Best answer: There are innumerous examples of gay songwriters writing perfectly "traditional" boy-meets-girl-and-falls-in-love songs. Cole Porter is a classic example, not to mention gay performers that became heterosexual sex symbols. Rock Hudson, anyone?

Heck, Robert Reed, Mr. Brady himself, was for a long while everyone's example of a perfect TV dad, and actually the first TV dad shown being physically romantic with his wife. Mike and Carol were even the first to be shown sleeping in the same bed. Scandal! ;-)
posted by Cool Papa Bell at 12:29 PM on May 28, 2011

Orson Scott Card may actually be an example. I remember reading an essay on his website a few years ago, where he states that readers often express surprise after learning about his anti-gay views, as he has written at least one sympathetic gay character.

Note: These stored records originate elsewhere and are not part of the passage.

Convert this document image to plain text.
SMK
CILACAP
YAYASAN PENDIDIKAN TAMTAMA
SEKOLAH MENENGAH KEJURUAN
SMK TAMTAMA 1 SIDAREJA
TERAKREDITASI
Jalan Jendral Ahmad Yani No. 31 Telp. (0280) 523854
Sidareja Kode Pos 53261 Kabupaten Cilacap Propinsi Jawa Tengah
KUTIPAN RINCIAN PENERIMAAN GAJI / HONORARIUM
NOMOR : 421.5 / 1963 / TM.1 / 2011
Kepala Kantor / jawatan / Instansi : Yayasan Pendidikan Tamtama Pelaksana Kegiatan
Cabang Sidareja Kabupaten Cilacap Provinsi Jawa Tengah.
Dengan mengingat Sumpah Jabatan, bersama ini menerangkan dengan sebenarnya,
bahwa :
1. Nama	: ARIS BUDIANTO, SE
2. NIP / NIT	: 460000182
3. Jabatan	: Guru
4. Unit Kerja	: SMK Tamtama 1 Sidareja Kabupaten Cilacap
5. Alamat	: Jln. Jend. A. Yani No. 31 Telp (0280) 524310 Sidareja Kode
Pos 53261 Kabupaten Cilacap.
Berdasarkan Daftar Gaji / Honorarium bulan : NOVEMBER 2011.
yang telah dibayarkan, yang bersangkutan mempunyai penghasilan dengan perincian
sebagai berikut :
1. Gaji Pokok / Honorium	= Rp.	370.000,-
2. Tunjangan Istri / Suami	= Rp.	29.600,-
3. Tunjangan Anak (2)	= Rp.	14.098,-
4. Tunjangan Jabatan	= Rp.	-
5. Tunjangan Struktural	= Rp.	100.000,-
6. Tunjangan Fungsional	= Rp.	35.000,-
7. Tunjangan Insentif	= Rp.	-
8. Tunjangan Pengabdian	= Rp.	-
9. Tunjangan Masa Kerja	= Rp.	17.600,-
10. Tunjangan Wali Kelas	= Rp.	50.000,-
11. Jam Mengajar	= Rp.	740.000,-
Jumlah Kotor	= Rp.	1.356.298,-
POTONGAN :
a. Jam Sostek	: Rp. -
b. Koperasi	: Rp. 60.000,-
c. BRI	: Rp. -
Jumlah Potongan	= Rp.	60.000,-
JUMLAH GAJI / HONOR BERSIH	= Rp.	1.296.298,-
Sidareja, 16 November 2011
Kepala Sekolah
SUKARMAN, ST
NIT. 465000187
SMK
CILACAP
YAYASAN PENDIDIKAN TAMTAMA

Unfortunately, searching for the keywords 'gay' or 'homosexual' on Orson Scott Card's website is a soul crushing exercise, so I wasn't able to find the essay again. But if you've read a lot of OSC's work, you may know which character he was referring to.
posted by PercyByssheShelley at 3:34 PM on May 28, 2011

Dave Sim is infamous for his views on the "feminist-homosexualist axis," yet some of the most complex and sympathetic characters in Cerebus are women (Jaka, especially in Jaka's Story) and gay men (the account of Oscar Wilde's death in Melmoth). I don't think this was a deliberate choice; it's more like Sim's art-making side is more perceptive and sensitive than his ranty right-wing side.

The Leopard is basically a eulogy for the aristocracy, and Burt Lancaster's character in particular is presented as a heroic exemplar of a dying breed. Yet the film's director, Luchino Visconti, was a Marxist (although he did come from an aristocratic family).